Re: AI KR , foundation models explained (talking about slippery things from Dave Raggett on 2024-06-08 (public-aikr@w3.org from June 2024)

From: Dave Raggett <dsr@w3.org>
Date: Sat, 8 Jun 2024 09:59:47 +0100
To: paoladimaio10@googlemail.com
Cc: W3C AIKR CG <public-aikr@w3.org>
Message-Id: <87A401CB-CF1C-443F-8A9D-4A55CE181A7E@w3.org>
Training foundation models for LLMs is kind of like getting them to learn about everything all at once, all mixed up. This  works thanks to the magic of gradient descent and back propagation, and addresses the challenge that understanding every day sentences requires a good grasp of common sense knowledge, creating a chicken and egg problem.

Back propagation is very slow (look at typical values for the learning rate) and very different from how humans learn. We are able to learn from single examples, and get by on a very tiny fraction of the data that LLMs require for foundation models. Chomsky referred to this as the “poverty of the stimulus”.

During childhood, our schooling introduces knowledge in a carefully organised approach with new knowledge layered on top of previously learnt knowledge.  Our grasp of common sense comes from a blend of everyday experience and what we are schooled.

In the last ten years AI has come a long way, but we are still to figure out how to mimic the economies of human learning.

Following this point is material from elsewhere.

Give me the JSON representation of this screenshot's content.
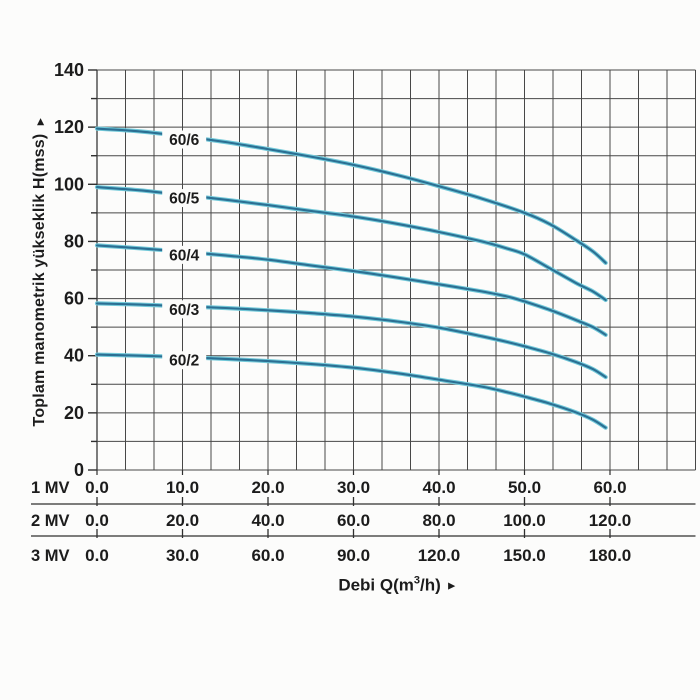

I am searching for the means for neural networks to memorise and generalise from sequences using single-shot learning. This means stepping away from back propagation to consider other, more biologically plausible approaches.  One paper that caught my eye combines slow learning for learning to learn, and fast learning for single-shot learning. In essence, this trains the network to learn quickly for a limited set of tasks.

Tomorrow’s AI will be very different from today’s as we gradually master quick learning and deliberative (Type 2) reasoning. Moreover, it will use a fraction of the power consumed by today’s energy hungry GPUs/TPUs.  Sparse spiking neural networks implemented with neuromorphic hardware will mimic the efficiency of the brain.  This is also likely to trigger a move away from back propagation.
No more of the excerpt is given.